Wednesday, July 31, 2013

Peace research

Research on human beings has undergone a great deal of ethical advancement since the infamous US Public Health Service 40-year 'study' of impoverished African American men who had or acquired syphilis and were never treated nor even told of their diagnosis and availability of a cheap and sure cure, penicillin. This Tuskegee syphilis experiment was finally ended after a whistleblower provided documentation to various media and the shameful conduct was exposed. I suppose if that whistleblower, Peter Buxtun,
a PHS venereal-disease investigator in San Francisco, tried it today he'd be tossed into some DHS prison and charged with aiding the enemy and medical espionage. Ethical advancement may not be a steady state phenomenon, as Bradley Manning has taught us.

Simply, it is imperative that announced ends not be sought by terrible means. Yes, we want to understand disease and violence. No, we do not want to inflict more of the same as we put human beings under our research magnifying glass.

Research processes are not neutral. They are an intervention that changes conflict dynamics.
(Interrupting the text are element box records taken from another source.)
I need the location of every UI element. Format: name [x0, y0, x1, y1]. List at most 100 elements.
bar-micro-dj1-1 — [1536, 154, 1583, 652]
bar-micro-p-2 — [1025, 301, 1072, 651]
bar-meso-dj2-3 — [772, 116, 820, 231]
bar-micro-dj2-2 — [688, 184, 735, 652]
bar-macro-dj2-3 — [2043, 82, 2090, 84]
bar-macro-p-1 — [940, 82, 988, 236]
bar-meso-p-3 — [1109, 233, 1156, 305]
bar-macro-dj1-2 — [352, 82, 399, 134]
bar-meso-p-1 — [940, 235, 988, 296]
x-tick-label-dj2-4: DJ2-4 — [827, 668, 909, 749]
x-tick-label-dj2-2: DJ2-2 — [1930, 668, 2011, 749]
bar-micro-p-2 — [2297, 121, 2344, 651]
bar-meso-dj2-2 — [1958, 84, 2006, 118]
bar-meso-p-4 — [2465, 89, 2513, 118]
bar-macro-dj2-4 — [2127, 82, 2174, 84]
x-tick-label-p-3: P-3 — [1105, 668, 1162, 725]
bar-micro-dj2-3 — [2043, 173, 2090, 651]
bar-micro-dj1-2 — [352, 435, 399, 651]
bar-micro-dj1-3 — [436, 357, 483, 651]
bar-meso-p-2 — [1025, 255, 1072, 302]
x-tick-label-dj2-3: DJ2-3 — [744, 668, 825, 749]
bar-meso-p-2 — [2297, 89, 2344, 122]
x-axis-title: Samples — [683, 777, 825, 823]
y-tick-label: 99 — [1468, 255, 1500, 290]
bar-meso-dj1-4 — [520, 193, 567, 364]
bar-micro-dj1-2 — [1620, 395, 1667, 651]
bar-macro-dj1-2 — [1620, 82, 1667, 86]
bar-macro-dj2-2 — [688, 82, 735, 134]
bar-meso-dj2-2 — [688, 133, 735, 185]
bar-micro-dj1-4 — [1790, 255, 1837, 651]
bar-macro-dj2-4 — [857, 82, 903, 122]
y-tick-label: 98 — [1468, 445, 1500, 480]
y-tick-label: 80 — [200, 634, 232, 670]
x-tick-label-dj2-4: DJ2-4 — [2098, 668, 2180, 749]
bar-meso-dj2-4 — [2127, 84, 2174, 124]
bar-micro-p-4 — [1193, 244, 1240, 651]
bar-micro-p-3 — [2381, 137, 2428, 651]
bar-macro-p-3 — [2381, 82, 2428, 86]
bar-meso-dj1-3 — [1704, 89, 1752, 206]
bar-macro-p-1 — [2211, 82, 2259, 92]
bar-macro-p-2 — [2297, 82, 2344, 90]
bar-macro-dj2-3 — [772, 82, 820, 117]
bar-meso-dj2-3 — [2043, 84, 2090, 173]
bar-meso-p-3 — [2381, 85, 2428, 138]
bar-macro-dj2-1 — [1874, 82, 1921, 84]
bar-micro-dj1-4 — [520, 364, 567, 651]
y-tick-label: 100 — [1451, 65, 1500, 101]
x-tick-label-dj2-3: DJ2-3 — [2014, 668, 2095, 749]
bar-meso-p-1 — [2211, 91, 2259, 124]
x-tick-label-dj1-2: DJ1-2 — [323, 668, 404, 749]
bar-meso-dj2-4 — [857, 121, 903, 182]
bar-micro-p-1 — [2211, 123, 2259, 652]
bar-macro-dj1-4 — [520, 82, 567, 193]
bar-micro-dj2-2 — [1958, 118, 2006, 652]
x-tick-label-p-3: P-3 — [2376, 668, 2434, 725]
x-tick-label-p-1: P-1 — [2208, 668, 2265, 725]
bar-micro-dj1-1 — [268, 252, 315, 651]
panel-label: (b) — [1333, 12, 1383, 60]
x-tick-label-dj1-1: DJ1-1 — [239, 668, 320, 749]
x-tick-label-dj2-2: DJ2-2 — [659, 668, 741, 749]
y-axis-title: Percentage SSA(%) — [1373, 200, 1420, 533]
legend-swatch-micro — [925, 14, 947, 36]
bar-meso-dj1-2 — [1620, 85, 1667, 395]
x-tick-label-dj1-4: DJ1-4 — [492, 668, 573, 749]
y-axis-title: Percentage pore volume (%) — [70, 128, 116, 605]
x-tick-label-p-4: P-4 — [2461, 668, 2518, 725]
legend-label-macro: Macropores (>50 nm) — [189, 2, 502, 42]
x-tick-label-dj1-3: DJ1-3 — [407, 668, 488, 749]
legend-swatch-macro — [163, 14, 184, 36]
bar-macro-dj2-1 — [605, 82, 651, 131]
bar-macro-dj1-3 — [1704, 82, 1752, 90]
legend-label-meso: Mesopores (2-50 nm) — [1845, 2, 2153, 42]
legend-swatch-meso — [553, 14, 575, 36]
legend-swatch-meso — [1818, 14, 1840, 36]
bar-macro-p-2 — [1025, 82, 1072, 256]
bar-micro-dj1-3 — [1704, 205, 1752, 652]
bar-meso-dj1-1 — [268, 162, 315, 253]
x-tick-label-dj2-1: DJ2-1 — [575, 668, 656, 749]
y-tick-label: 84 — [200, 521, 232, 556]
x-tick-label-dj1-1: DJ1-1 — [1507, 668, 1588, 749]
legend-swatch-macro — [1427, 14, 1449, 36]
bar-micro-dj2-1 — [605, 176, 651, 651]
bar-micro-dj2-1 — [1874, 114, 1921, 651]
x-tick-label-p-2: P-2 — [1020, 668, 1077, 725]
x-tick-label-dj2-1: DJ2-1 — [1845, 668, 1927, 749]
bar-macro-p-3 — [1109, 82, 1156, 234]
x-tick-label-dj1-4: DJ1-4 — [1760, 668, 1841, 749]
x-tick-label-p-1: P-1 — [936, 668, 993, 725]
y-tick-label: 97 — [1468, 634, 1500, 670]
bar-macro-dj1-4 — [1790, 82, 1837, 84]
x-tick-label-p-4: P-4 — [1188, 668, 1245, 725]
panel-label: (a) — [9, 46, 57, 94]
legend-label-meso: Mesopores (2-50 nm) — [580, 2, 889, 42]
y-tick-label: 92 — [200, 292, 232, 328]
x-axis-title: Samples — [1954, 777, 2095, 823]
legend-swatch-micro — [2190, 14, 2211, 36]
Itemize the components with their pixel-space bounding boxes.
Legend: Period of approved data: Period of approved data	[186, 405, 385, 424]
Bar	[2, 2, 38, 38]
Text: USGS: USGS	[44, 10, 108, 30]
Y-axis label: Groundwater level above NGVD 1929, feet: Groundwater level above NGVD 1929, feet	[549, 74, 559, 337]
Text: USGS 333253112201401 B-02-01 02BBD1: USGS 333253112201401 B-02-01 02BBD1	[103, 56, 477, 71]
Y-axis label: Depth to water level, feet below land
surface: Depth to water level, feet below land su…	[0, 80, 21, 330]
While the final outcome of any conflict assessment will never be perfect, the discussion and learning that happen in the research process constitute a form of peacebuilding....Participants in conflict assessment research can and should become the designers and planners of peacebuilding in their own context.
--Lisa Schirch (2013, p. 34)
Research is not limited to Ph.D.s with big grants. A community organizer does research or fails to get community buy-in (Ohmer & DeMasi, 2009). A nonprofit advocacy organization that hopes to help a neighborhood or a village or a people in their struggles to get more peace and prosperity needs to understand metrics of success by gathering baseline data first and cautiously proceeding from there.

A first precept then, is transparency. Coming to a problem with a hidden agenda or cloaked information is how we make ethical blunders and alienate the very people we hope to help.

We need much more research into how we mitigate and eliminate violence at all levels, from the basic domestic violence in our homes to transnational terrorism, international invasions, and state terrorism by military dictators. That research must be done in partnership with those who are suffering, with their full knowledge and design. This is how trust and sustainable results are produced. Ethical peace research is one way we can help propagate these practices.

References



Ohmer, Mary L. & DeMasi, Karen (2009). Consensus organizing: A community development workbook. Thousand Oaks, CA: Sage.

Schirch, Lisa (2013). Conflict assessment & peacebuilding planning: Toward a participatory approach to human security. Boulder, CO: Lynne Rienner.